Hoping the record-setting Powerball will be your ticket to the good life? Sorry: Money, even $800 million, won’t necessarily buy happiness, experts say.
“The perception is that you’re never going to worry about money again. In fact, you’re going to have to worry about it more than you ever, ever have before,” Paul Golden, a spokesman for the Denver-based non-profit National Endowment for Financial Education, said.
While most people anticipate feeling excitement and elation after a financial windfall such as a lottery win, few are prepared for the anxiety, distrust, guilt and fear that come with it. The greatest predictor of how successfully people manage their newfound money is how well they manage the emotions tied to it, Golden said.
But the emotions can be challenging, especially when a sudden influx of cash changes relationships with family, friends and even strangers.
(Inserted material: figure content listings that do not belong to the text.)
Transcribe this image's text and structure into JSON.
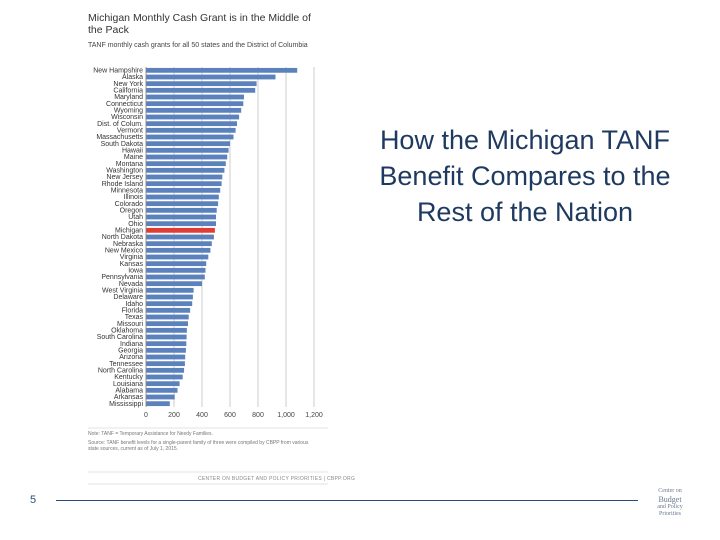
{
  "slide": {
    "title": "How the Michigan TANF Benefit Compares to the Rest of the Nation",
    "page_number": "5",
    "footnote_1": "Note: TANF = Temporary Assistance for Needy Families.",
    "footnote_2": "Source: TANF benefit levels for a single-parent family of three were compiled by CBPP from various",
    "footnote_3": "state sources, current as of July 1, 2015.",
    "source_line": "CENTER ON BUDGET AND POLICY PRIORITIES | CBPP.ORG",
    "logo_lines": [
      "Center on",
      "Budget",
      "and Policy",
      "Priorities"
    ]
  },
  "colors": {
    "bar": "#5b82bd",
    "highlight": "#e03c31",
    "title_text": "#1f3a60",
    "footer_rule": "#2b4c7e"
  },
  "chart_data": {
    "type": "bar",
    "orientation": "horizontal",
    "title": "Michigan Monthly Cash Grant is in the Middle of the Pack",
    "subtitle": "TANF monthly cash grants for all 50 states and the District of Columbia",
    "xlim": [
      0,
      1200
    ],
    "xticks": [
      0,
      200,
      400,
      600,
      800,
      1000,
      1200
    ],
    "xtick_labels": [
      "0",
      "200",
      "400",
      "600",
      "800",
      "1,000",
      "1,200"
    ],
    "grid": "vertical",
    "highlight": "Michigan",
    "categories": [
      "New Hampshire",
      "Alaska",
      "New York",
      "California",
      "Maryland",
      "Connecticut",
      "Wyoming",
      "Wisconsin",
      "Dist. of Colum.",
      "Vermont",
      "Massachusetts",
      "South Dakota",
      "Hawaii",
      "Maine",
      "Montana",
      "Washington",
      "New Jersey",
      "Rhode Island",
      "Minnesota",
      "Illinois",
      "Colorado",
      "Oregon",
      "Utah",
      "Ohio",
      "Michigan",
      "North Dakota",
      "Nebraska",
      "New Mexico",
      "Virginia",
      "Kansas",
      "Iowa",
      "Pennsylvania",
      "Nevada",
      "West Virginia",
      "Delaware",
      "Idaho",
      "Florida",
      "Texas",
      "Missouri",
      "Oklahoma",
      "South Carolina",
      "Indiana",
      "Georgia",
      "Arizona",
      "Tennessee",
      "North Carolina",
      "Kentucky",
      "Louisiana",
      "Alabama",
      "Arkansas",
      "Mississippi"
    ],
    "values": [
      1080,
      925,
      790,
      780,
      700,
      695,
      680,
      665,
      650,
      640,
      625,
      600,
      590,
      580,
      570,
      560,
      545,
      540,
      530,
      520,
      515,
      505,
      500,
      500,
      492,
      485,
      470,
      460,
      445,
      430,
      425,
      420,
      400,
      340,
      335,
      330,
      315,
      305,
      300,
      292,
      290,
      288,
      285,
      280,
      278,
      272,
      262,
      240,
      225,
      205,
      170
    ]
  }
}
“All of a sudden you’re kind of a celebrity, and a celebrity that people want to take advantage of,” Ron Riggio, a Claremont McKenna professor of leadership and organizational psychology who has studied past lottery winners, said.
There are plenty of cautionary tales. William “Bud” Post, an Oil City, Pennsylvania, man who won $16.2 million in 1988, said five years after his win, “Everybody dreams of winning money, but nobody realizes the nightmares that come out of the woodwork, or the problems.”
For Post, who died in 2006, there were a lot of problems: a landlady who forced him to give her a third of his jackpot, a brother who hired a hit-man to kill him and his sixth wife, an assault conviction — just to name a few.
“I was much happier when I was broke,” he once said.
Research on whether more money leads to more happiness is mixed. A 2010 study of 1,000 Americans found levels of happiness increased as salaries went up, but once a salary reached $75,000 a year, the levels topped out — more money had no further effect.
Nonetheless, people still think they’ll be happier if they have more money, Riggio said.
“Everyone believes that money is going to bring them happiness, but there’s no real evidence of that,” he said.
In fact, the opposite may be true, according to research out this week from the University of British Columbia, which found that when people prioritize to have more time at the expense of having less money, they’re happier.
“People who prioritize time over money make more effort to invest in activities that are expected to generate a more stable sense of happiness or enjoyment, such as developing strong social relationships, finding enjoyable hobbies and exercising,” Gary Buffone, a psychologist and expert on happiness and money,told TODAY in response to the findings.
But there are plenty of lottery winners whose windfalls bring them plenty of happiness. Sandra Hayes, a former Missouri child services worker, won a $246 million jackpot along with a dozen co-workers in April 2006. She continued working for a month until she received her lottery check, which totaled $6.5 million.
Then she made some simple purchases that were meaningful to her: She paid off her loans and bought a new house so her daughter and grandchildren could move into her old house, which was in a much safer part of town. She took a dream vacation to Hawaii, where she had always wanted to go. And after a few big purchases, such as a new car, she has essentially returned to her old, frugal spending habits. Thanks to some trusted financial advisers, she is living off interest from her winnings, and is content.
“I live off a monthly fixed income,” she told NBC News. “If I go crazy, my checks will bounce like everyone else’s.”